AMERICAN RACING’S WORST EMEMY IS ITSELF

Safety of jockeys and horses has been the dominant theme of American racing in 2019.  A rash of breakdowns at Santa Anita, capped off with a fatal injury in the Breeders’ Cup Classic, rightfully put a harsh spotlight on the entire racing enterprise.

No one cause is responsible for fatalities, but hard data point to track surface as a major contributor.  The Jockey Club’s Equine Injury Database is quite revealing in this regard.

Among racetracks that provided statistics to the Equine Injury Database from 2009 through 2018, the horse fatality rate per thousand starts averaged, over the 10-year period, 1.97 on dirt and 1.47 on turf. 
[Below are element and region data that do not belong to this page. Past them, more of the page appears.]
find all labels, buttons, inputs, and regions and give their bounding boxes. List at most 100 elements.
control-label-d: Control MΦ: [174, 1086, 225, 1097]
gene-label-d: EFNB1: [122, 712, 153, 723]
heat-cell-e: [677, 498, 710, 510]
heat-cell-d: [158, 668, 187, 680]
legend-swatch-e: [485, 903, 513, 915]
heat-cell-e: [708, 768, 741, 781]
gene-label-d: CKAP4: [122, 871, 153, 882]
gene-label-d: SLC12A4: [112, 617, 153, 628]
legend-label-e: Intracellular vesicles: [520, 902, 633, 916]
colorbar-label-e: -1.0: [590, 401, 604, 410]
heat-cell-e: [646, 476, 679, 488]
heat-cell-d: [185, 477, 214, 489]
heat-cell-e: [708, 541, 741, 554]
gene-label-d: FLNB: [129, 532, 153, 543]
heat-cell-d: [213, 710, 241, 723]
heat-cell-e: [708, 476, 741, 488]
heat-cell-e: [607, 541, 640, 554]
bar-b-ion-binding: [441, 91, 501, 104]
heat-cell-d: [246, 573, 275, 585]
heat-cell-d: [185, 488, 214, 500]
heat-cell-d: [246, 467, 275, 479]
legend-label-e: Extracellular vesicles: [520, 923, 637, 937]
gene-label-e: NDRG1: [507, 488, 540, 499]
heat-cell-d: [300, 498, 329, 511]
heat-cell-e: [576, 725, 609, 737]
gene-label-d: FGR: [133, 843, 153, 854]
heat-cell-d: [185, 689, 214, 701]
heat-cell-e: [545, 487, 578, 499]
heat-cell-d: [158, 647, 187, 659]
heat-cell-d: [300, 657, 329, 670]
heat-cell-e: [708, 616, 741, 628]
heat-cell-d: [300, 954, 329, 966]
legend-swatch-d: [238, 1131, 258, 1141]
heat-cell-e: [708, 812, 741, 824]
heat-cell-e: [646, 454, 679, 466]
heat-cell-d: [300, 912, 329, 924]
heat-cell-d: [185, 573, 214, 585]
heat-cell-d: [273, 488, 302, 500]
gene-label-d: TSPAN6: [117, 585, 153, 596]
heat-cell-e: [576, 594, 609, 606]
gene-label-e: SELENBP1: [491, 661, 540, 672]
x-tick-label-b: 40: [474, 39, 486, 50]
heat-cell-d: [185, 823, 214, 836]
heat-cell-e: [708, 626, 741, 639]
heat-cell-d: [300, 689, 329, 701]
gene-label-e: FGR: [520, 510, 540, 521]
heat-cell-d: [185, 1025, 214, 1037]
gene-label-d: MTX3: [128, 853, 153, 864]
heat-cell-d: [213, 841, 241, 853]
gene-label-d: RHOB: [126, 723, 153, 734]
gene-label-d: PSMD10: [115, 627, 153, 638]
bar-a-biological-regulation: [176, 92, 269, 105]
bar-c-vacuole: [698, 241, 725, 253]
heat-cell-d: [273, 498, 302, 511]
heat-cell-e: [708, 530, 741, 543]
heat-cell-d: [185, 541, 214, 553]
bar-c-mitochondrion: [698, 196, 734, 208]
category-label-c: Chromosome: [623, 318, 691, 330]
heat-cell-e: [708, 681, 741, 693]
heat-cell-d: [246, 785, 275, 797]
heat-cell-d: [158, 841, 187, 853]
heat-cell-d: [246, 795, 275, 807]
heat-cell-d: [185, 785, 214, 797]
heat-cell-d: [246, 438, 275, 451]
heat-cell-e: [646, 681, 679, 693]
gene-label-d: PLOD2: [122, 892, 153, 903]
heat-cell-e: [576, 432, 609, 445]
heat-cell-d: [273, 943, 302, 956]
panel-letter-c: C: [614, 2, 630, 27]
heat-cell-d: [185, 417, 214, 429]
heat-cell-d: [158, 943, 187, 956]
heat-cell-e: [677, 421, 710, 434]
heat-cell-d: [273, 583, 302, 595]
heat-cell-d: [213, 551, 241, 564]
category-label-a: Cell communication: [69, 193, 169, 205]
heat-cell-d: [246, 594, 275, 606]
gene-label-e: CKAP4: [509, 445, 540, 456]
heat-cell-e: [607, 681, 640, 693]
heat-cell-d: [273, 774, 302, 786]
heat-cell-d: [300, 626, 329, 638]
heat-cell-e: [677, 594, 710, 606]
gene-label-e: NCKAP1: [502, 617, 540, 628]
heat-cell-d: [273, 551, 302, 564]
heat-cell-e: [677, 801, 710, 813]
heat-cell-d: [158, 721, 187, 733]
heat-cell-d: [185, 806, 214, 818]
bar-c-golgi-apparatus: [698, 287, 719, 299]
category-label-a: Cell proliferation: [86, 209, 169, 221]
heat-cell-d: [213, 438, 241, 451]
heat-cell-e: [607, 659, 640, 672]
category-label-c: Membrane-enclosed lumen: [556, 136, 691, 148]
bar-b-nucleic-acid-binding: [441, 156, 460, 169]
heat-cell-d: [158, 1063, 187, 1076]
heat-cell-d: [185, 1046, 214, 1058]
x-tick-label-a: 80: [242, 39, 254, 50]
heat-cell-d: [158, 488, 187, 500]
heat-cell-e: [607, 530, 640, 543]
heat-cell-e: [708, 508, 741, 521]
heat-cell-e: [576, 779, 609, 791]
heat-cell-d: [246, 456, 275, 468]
Five North American racetracks have synthetic surfaces.  Arlington Park in Chicago is one of them, but the track does not make public its fatality statistics.  The other four tracks reported average fatalities per thousand starts from 2009 through 2018 as follows:

Golden Gates Field (Tapeta surface), 1.37
Presque Isle Downs (Tapeta surface), 0.95
Turfway Park (Polytrack surface), 1.2
Woodbine (Polytrack surface from 2009-2015), 1.02
Woodbine (Tapeta surface from 2016-2018), 0.965

Two inferences:  First, Synthetic surfaces reduce horse fatalities, thereby also reducing risk for jockeys.  Second, the Tapeta surface has slightly bested the Polytrack surface in terms of safety.
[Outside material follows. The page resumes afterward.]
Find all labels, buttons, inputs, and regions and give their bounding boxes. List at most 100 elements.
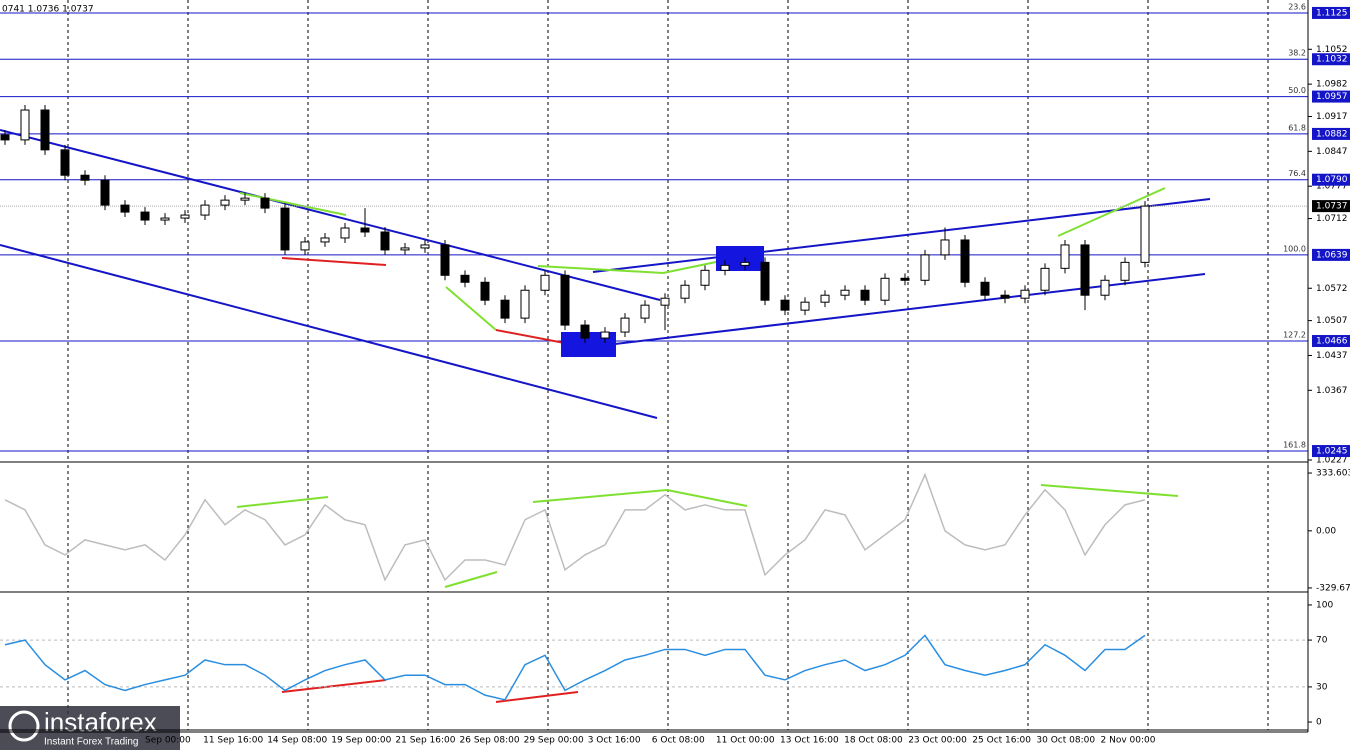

If American horse racing is to provide a more humane product, replacing dirt tracks with synthetic surfaces is the place to start.  Yet three high-profile racetracks, Del Mar, Keeneland, and Santa Anita, did the reverse: replacing synthetic surfaces with dirt tracks, in spite of the known elevated safety risks. They have done great damage to the industry in which they are leaders.  And prominent tracks like Churchill Downs, Saratoga, and Belmont Park are also at fault in keeping dirt surfaces.